ドゥテルテ前比政権で物議を醸した麻薬戦争に関する追及が再燃している。ドゥテルテ前大統領の娘サラ・ドゥテルテ副大統領とマルコス大統領の関係悪化に加え、元警察高官の新たな証言も加わり、ついにドゥテルテ氏が上院の公聴会に召喚されるに至った。公聴会でドゥテルテ氏がデススクワッド(処刑部隊)の存在を認めるなど、国際刑事裁判所(ICC)の調査が本格化する可能性も指摘されている。(マニラ福島純一)

10月に下院で行われたドゥテルテ前政権の麻薬戦争に関する公聴会で、元国家警察高官のガルマ氏が、麻薬関連の犯罪の容疑者を殺害した警官に報奨金が支払われていたと証言した。これはドゥテルテ氏が市長を務めていたミンダナオ島ダバオ市で導入された方式であることから、「ダバオ・テンプレート」と呼ばれていたという。また殺害対象を決める「麻薬常習者リスト」も上層部によって作成されていた実態も明らかにした。

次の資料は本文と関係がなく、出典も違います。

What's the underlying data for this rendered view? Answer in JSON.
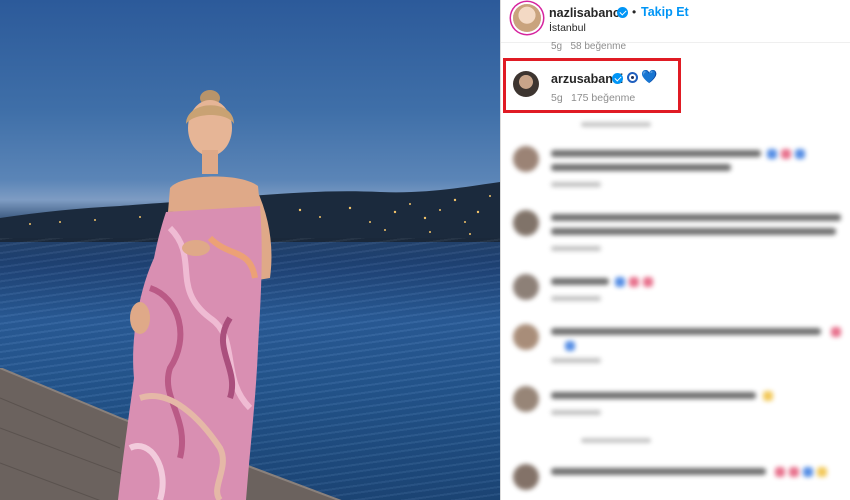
{
  "post": {
    "username": "nazlisabanci",
    "follow_separator": "•",
    "follow_label": "Takip Et",
    "location": "İstanbul"
  },
  "previous_comment": {
    "meta": "5g   58 beğenme"
  },
  "highlighted_comment": {
    "username": "arzusabanci",
    "heart": "💙",
    "time": "5g",
    "likes": "175 beğenme"
  },
  "colors": {
    "accent": "#0095f6",
    "highlight": "#e01b24",
    "verified": "#0095f6"
  },
  "icons": [
    "verified-badge-icon",
    "nazar-boncugu-icon",
    "blue-heart-icon"
  ]
}
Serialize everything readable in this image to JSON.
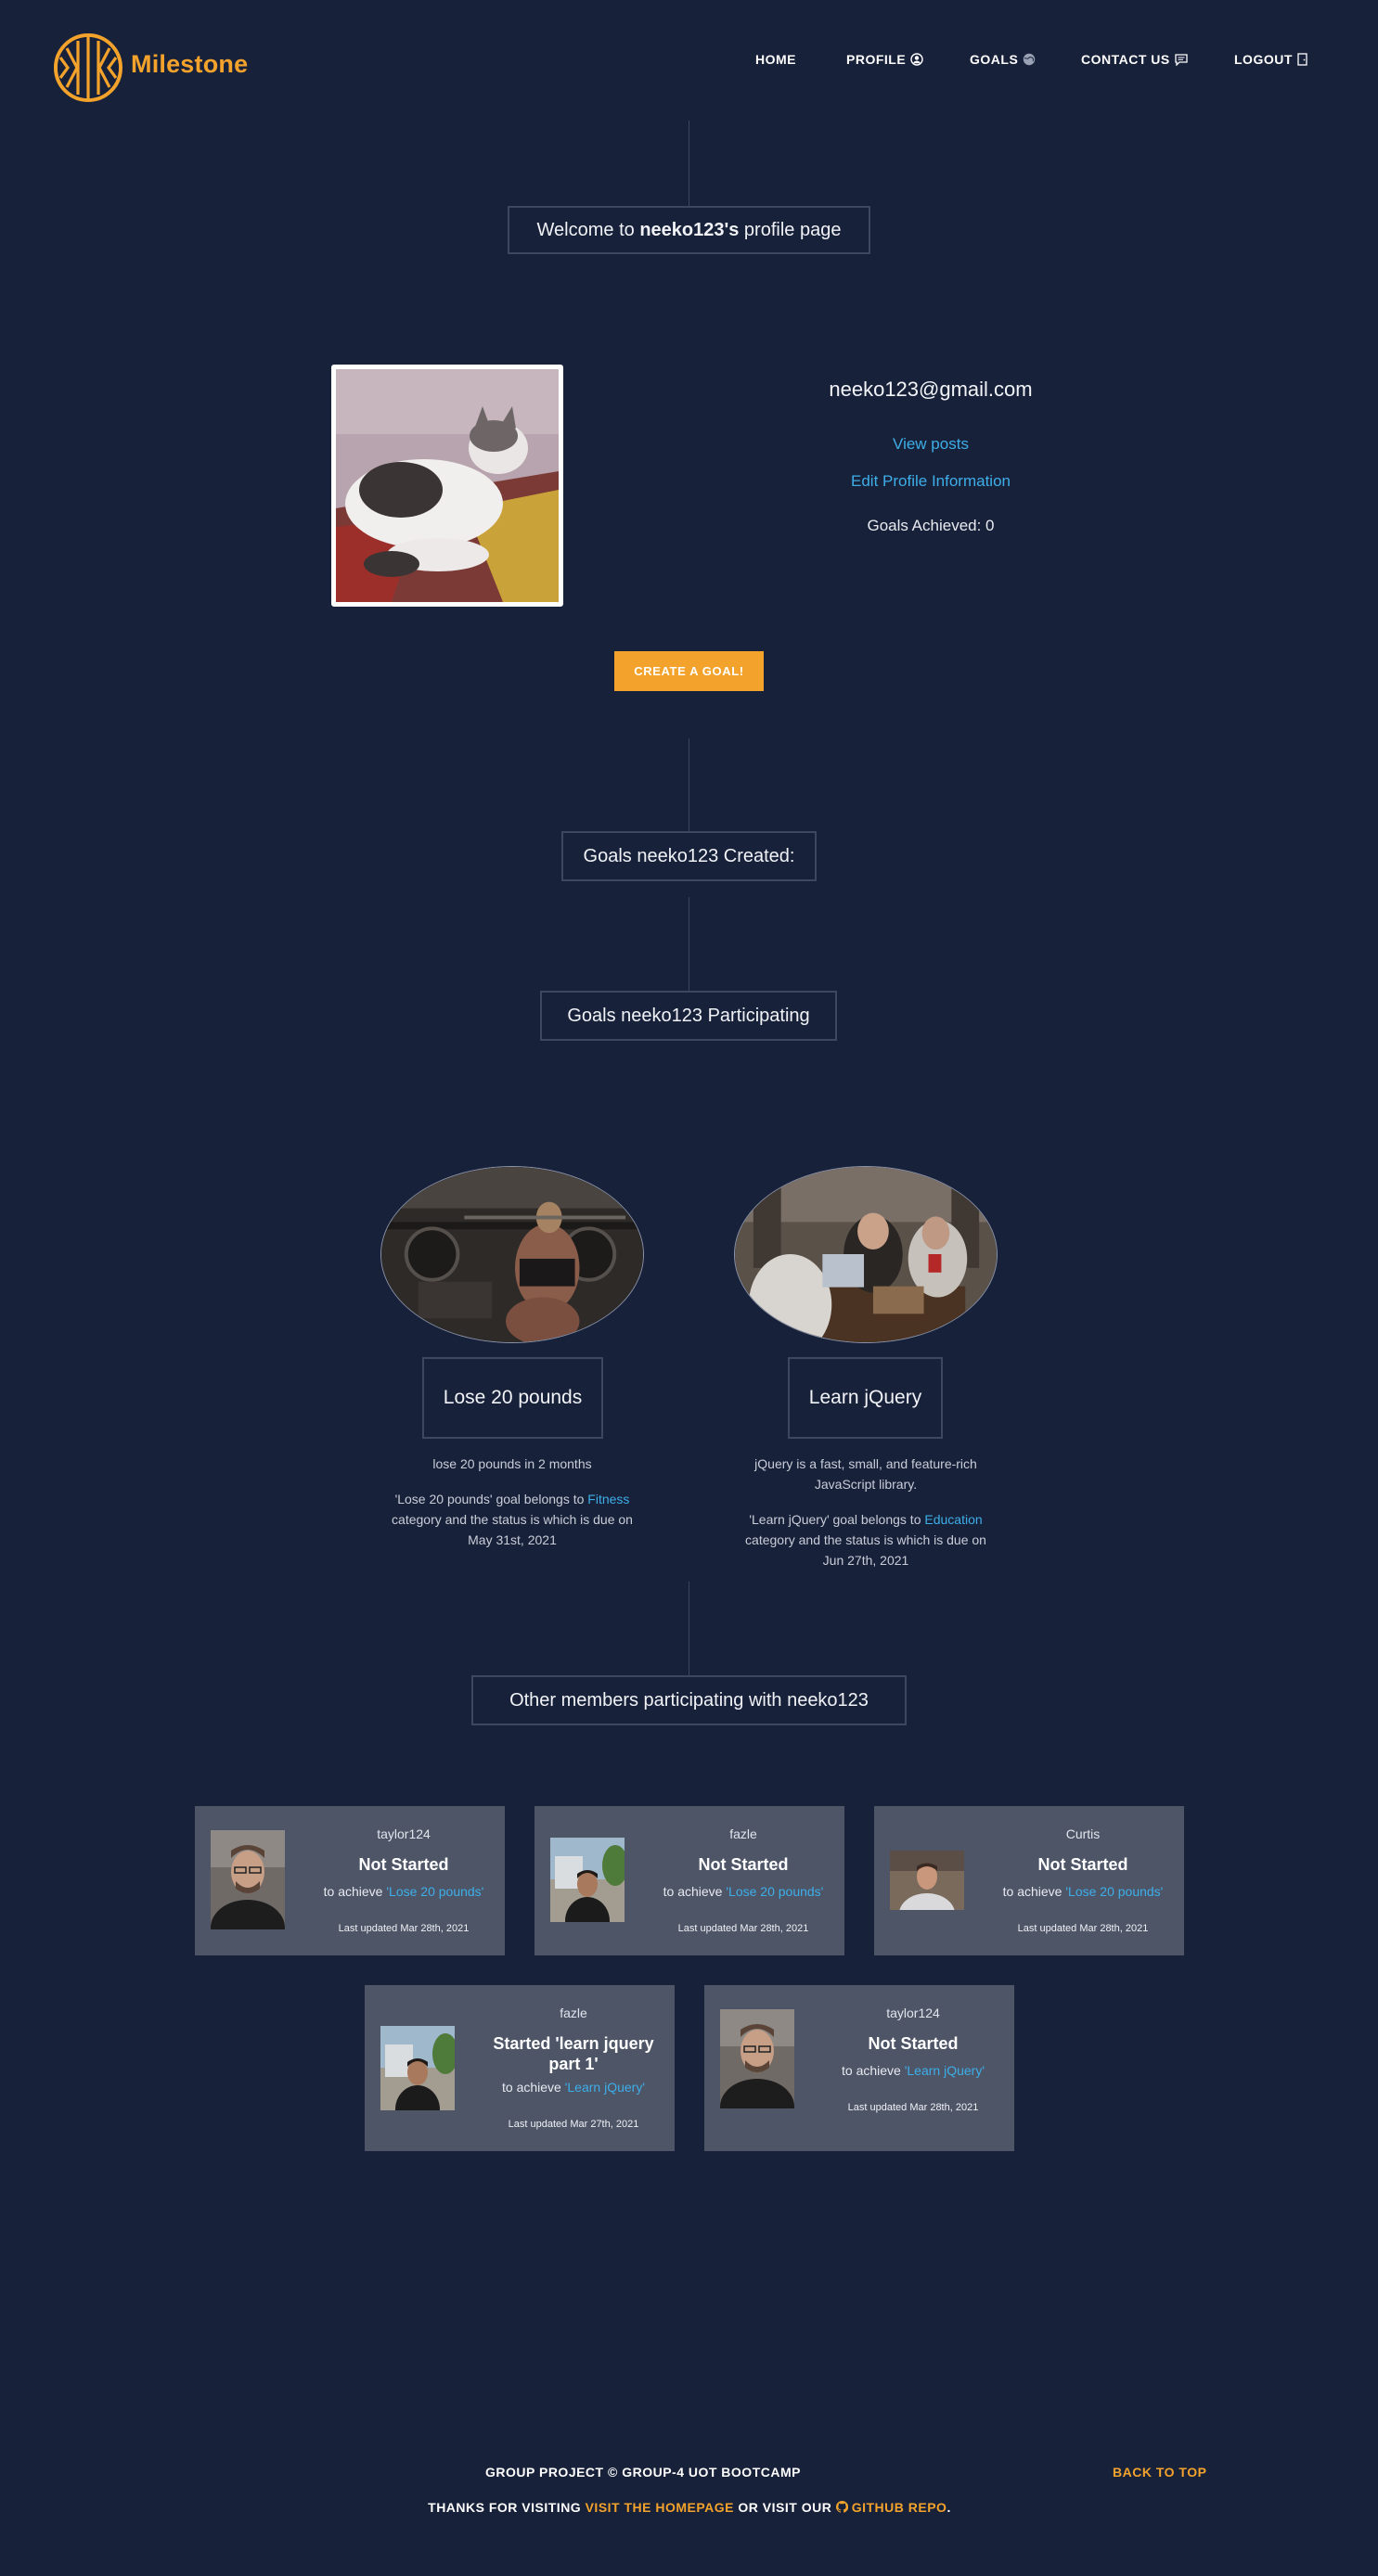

このような中、麻薬戦争を主導したドゥテルテ氏に証言を求める世論が高まり、10月末に上院の公聴会への召喚が実現した。ドゥテルテ氏はガルマ氏の報奨金に関する証言を否定する一方で、麻薬容疑者の殺害は自身が組織した処刑部隊が実行し、警官は関与していないと証言した。処刑部隊は主にギャングなどの犯罪者で構成され、警官が容疑者を殺害し停職処分などの責任を負わせることを避けるためだと説明した。

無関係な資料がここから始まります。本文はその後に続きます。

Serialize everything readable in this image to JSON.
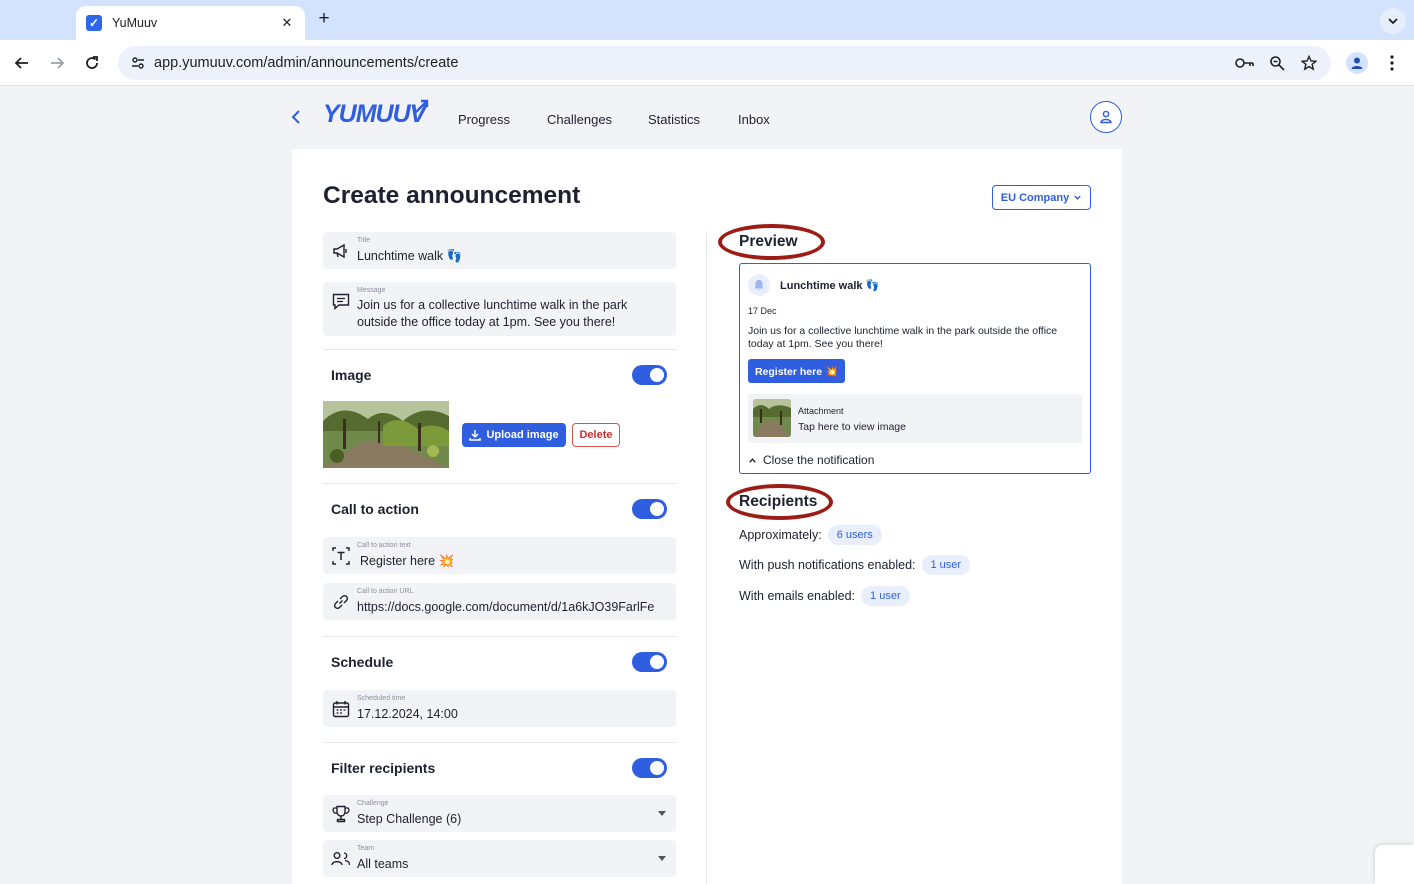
{
  "browser": {
    "tab_title": "YuMuuv",
    "tab_favicon": "✓",
    "tab_close": "✕",
    "new_tab": "+",
    "url": "app.yumuuv.com/admin/announcements/create",
    "icons": [
      "back-icon",
      "forward-icon",
      "reload-icon",
      "site-settings-icon",
      "password-key-icon",
      "zoom-icon",
      "bookmark-star-icon",
      "profile-icon",
      "menu-icon"
    ]
  },
  "header": {
    "logo": "YUMUUV",
    "nav": [
      "Progress",
      "Challenges",
      "Statistics",
      "Inbox"
    ]
  },
  "page": {
    "title": "Create announcement",
    "company": "EU Company"
  },
  "form": {
    "title_label": "Title",
    "title_value": "Lunchtime walk 👣",
    "message_label": "Message",
    "message_line1": "Join us for a collective lunchtime walk in the park",
    "message_line2": "outside the office today at 1pm. See you there!",
    "image": {
      "heading": "Image",
      "enabled": true,
      "upload_label": "Upload image",
      "delete_label": "Delete"
    },
    "cta": {
      "heading": "Call to action",
      "enabled": true,
      "text_label": "Call to action text",
      "text_value": "Register here 💥",
      "url_label": "Call to action URL",
      "url_value": "https://docs.google.com/document/d/1a6kJO39FarlFe"
    },
    "schedule": {
      "heading": "Schedule",
      "enabled": true,
      "label": "Scheduled time",
      "value": "17.12.2024, 14:00"
    },
    "filter": {
      "heading": "Filter recipients",
      "enabled": true,
      "challenge_label": "Challenge",
      "challenge_value": "Step Challenge (6)",
      "team_label": "Team",
      "team_value": "All teams"
    }
  },
  "preview": {
    "heading": "Preview",
    "title": "Lunchtime walk 👣",
    "date": "17 Dec",
    "message": "Join us for a collective lunchtime walk in the park outside the office today at 1pm. See you there!",
    "cta": "Register here 💥",
    "attachment_label": "Attachment",
    "attachment_sub": "Tap here to view image",
    "close": "Close the notification"
  },
  "recipients": {
    "heading": "Recipients",
    "approx_label": "Approximately:",
    "approx_value": "6 users",
    "push_label": "With push notifications enabled:",
    "push_value": "1 user",
    "email_label": "With emails enabled:",
    "email_value": "1 user"
  },
  "colors": {
    "accent": "#2f5ee0",
    "annotation_ring": "#9b1d16",
    "delete": "#c9302c"
  }
}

さらにドゥテルテ氏は、「麻薬戦争は成功もあったが失敗もあり完璧ではなかった」とした上で、「麻薬戦争すべてについて私一人が全責任を負う」と強調した。

ドゥテルテ氏は大統領就任後、麻薬戦争を宣言し、6カ月以内に国内の麻薬犯罪を撲滅すると豪語。演説で「麻薬関係者を射殺せよ」と繰り返し発言するなど国内外で物議を醸し、その超法規的殺人の犠牲者は6千人を超えるとも言われている。

このドゥテルテ氏が行った処刑部隊に関する具体的な証言は、ICCの調査で決定的な証拠として扱われ、人道違反の追及に直接的な影響を与える可能性もある。エスクデロ上院議長は、ドゥテルテ氏の証言を受け、ICCから要請があれば公聴会での調査記録を提供する用意があると述べている。

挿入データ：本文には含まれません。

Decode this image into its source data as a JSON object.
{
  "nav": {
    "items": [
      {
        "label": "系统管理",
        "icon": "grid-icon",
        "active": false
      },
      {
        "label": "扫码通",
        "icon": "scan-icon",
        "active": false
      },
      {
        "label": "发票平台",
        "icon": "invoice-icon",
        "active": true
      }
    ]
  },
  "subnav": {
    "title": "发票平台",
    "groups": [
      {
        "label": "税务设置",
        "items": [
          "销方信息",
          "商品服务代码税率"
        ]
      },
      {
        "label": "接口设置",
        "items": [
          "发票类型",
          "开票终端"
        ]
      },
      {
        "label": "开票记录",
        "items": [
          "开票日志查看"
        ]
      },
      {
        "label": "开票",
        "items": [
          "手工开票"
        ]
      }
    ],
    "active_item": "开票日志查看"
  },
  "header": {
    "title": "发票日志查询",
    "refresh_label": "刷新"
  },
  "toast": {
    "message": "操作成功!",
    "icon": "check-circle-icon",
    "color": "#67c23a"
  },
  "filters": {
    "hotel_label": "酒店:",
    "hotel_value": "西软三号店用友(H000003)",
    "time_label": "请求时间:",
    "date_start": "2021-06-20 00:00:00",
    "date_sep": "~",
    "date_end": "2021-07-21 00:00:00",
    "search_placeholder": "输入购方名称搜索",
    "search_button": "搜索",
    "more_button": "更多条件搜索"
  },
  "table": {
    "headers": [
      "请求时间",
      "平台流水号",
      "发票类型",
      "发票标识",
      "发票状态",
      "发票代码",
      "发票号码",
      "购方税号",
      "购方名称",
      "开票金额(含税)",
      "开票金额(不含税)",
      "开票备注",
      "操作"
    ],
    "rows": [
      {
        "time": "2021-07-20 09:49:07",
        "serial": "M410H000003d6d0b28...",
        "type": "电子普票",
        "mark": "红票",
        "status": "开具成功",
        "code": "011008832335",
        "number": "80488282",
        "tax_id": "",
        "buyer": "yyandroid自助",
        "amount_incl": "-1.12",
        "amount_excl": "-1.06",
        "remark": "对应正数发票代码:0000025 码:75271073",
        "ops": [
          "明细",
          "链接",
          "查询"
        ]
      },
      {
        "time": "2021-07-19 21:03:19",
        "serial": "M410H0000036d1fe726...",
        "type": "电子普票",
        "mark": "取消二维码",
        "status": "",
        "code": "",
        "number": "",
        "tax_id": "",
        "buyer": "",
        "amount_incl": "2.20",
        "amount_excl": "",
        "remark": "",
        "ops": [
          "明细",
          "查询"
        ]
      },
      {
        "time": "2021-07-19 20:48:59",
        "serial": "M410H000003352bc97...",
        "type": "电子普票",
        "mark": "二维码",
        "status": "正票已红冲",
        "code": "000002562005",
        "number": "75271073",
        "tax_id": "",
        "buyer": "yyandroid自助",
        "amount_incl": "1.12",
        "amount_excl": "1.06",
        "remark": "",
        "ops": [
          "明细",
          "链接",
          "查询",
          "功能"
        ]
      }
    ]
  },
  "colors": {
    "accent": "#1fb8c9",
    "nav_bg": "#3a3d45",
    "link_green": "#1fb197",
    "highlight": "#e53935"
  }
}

今のところマルコス政権はICCへの協力に対し消極的な姿勢を取っているが、国内外からの圧力が高まれば再考を迫られることも考えられる。マルコス氏は大統領当選後、麻薬戦争の在り方を見直し、より人権を尊重する姿勢を打ち出すなどドゥテルテ氏と一定の距離を置く姿勢に転じた。

このようなマルコス家とドゥテルテ家の擦れ違いが重なり、次第に対立を深めたサラ・ドゥテルテ氏は、結果的に教育相の地位を失い、同盟関係は完全に崩れる結果となった。自身も教育省の機密費の使途を巡り激しい追及を受けているサラ・ドゥテルテ氏は、「マルコス氏は大統領としての資質がない」と公に批判し、前回の正副大統領選挙での同盟は間違いだったと発言するなど、亀裂はさらに深まっている。

麻薬戦争を巡る責任追及がこのまま激しさを増せば、両陣営の対立はさらに深まり、今後の政治運営や次期大統領選の構図にも大きな影響を及ぼす可能性がありそうだ。